Wolf Hunting

The reason that these two top courts stepped in was because the Junta de Castilla & León appealed against the Spanish Government’s decision in 2021 to prohibit it across Spain, declaring wolves as protected species.

The Junta de Castilla & León had introduced its Caza y Gestión Sostenible de los Recursos Cinegéticos de Castilla y León, which authorised the hunting of these animal in a “controlled manner” only with expressed permission from the administration; i.e., the Junta wanted to be the one to decide how many wolves could be shot.

The Spanish Government stepped in and annulled this law as it encroached upon state jurisdiction.

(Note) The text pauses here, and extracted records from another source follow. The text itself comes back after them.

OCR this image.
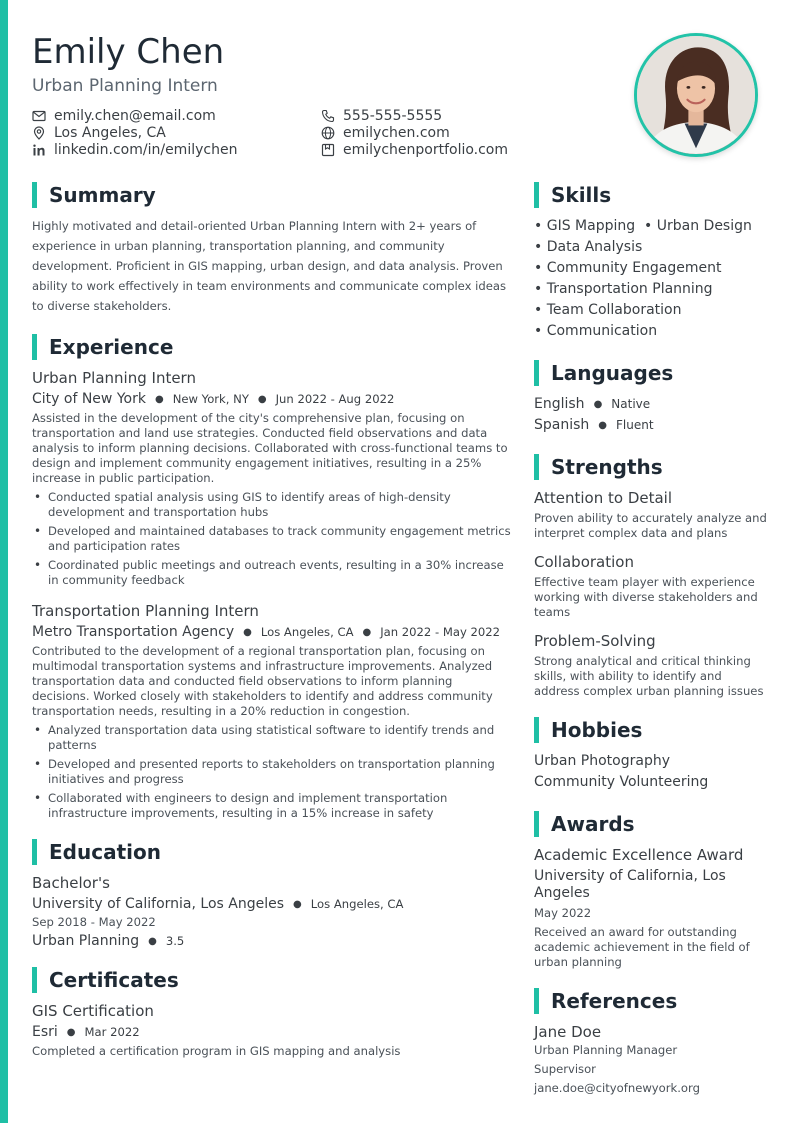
Emily Chen
Urban Planning Intern
emily.chen@email.com	555-555-5555
Los Angeles, CA	emilychen.com
linkedin.com/in/emilychen	emilychenportfolio.com
Summary
Highly motivated and detail-oriented Urban Planning Intern with 2+ years of experience in urban planning, transportation planning, and community development. Proficient in GIS mapping, urban design, and data analysis. Proven ability to work effectively in team environments and communicate complex ideas to diverse stakeholders.
Experience
Urban Planning Intern
City of New York ● New York, NY ● Jun 2022 - Aug 2022
Assisted in the development of the city's comprehensive plan, focusing on transportation and land use strategies. Conducted field observations and data analysis to inform planning decisions. Collaborated with cross-functional teams to design and implement community engagement initiatives, resulting in a 25% increase in public participation.
• Conducted spatial analysis using GIS to identify areas of high-density development and transportation hubs
• Developed and maintained databases to track community engagement metrics and participation rates
• Coordinated public meetings and outreach events, resulting in a 30% increase in community feedback
Transportation Planning Intern
Metro Transportation Agency ● Los Angeles, CA ● Jan 2022 - May 2022
Contributed to the development of a regional transportation plan, focusing on multimodal transportation systems and infrastructure improvements. Analyzed transportation data and conducted field observations to inform planning decisions. Worked closely with stakeholders to identify and address community transportation needs, resulting in a 20% reduction in congestion.
• Analyzed transportation data using statistical software to identify trends and patterns
• Developed and presented reports to stakeholders on transportation planning initiatives and progress
• Collaborated with engineers to design and implement transportation infrastructure improvements, resulting in a 15% increase in safety
Education
Bachelor's
University of California, Los Angeles ● Los Angeles, CA
Sep 2018 - May 2022
Urban Planning ● 3.5
Certificates
GIS Certification
Esri ● Mar 2022
Completed a certification program in GIS mapping and analysis
Skills
• GIS Mapping • Urban Design
• Data Analysis
• Community Engagement
• Transportation Planning
• Team Collaboration
• Communication
Languages
English ● Native
Spanish ● Fluent
Strengths
Attention to Detail
Proven ability to accurately analyze and interpret complex data and plans
Collaboration
Effective team player with experience working with diverse stakeholders and teams
Problem-Solving
Strong analytical and critical thinking skills, with ability to identify and address complex urban planning issues
Hobbies
Urban Photography
Community Volunteering
Awards
Academic Excellence Award
University of California, Los Angeles
May 2022
Received an award for outstanding academic achievement in the field of urban planning
References
Jane Doe
Urban Planning Manager
Supervisor
jane.doe@cityofnewyork.org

The response by the European Court of Justice to the regional government’s appeal was that this “wild canine cannot legally be declared a huntable species by a regional authority within a member state when its state of conservation is unfavourable.”

But this is not the first time that the ECJ had ruled in this manner as the Austrian region of Tyrol wanted to permit the killing of one particular wolf that had killed twenty sheep because European Law does not permit wolf hunting even though it be to control its population in the wild or to avoid damage to herds whilst its state of conservation is unfavourable, or in other words, in danger of extinction.

Ecologist associations in Spain, in light of these two, top court sentences have demanded that the PP (conservatives) withdraw from Parliament its law proposal that wants to remove the protection of wolves in the area north of the Duero.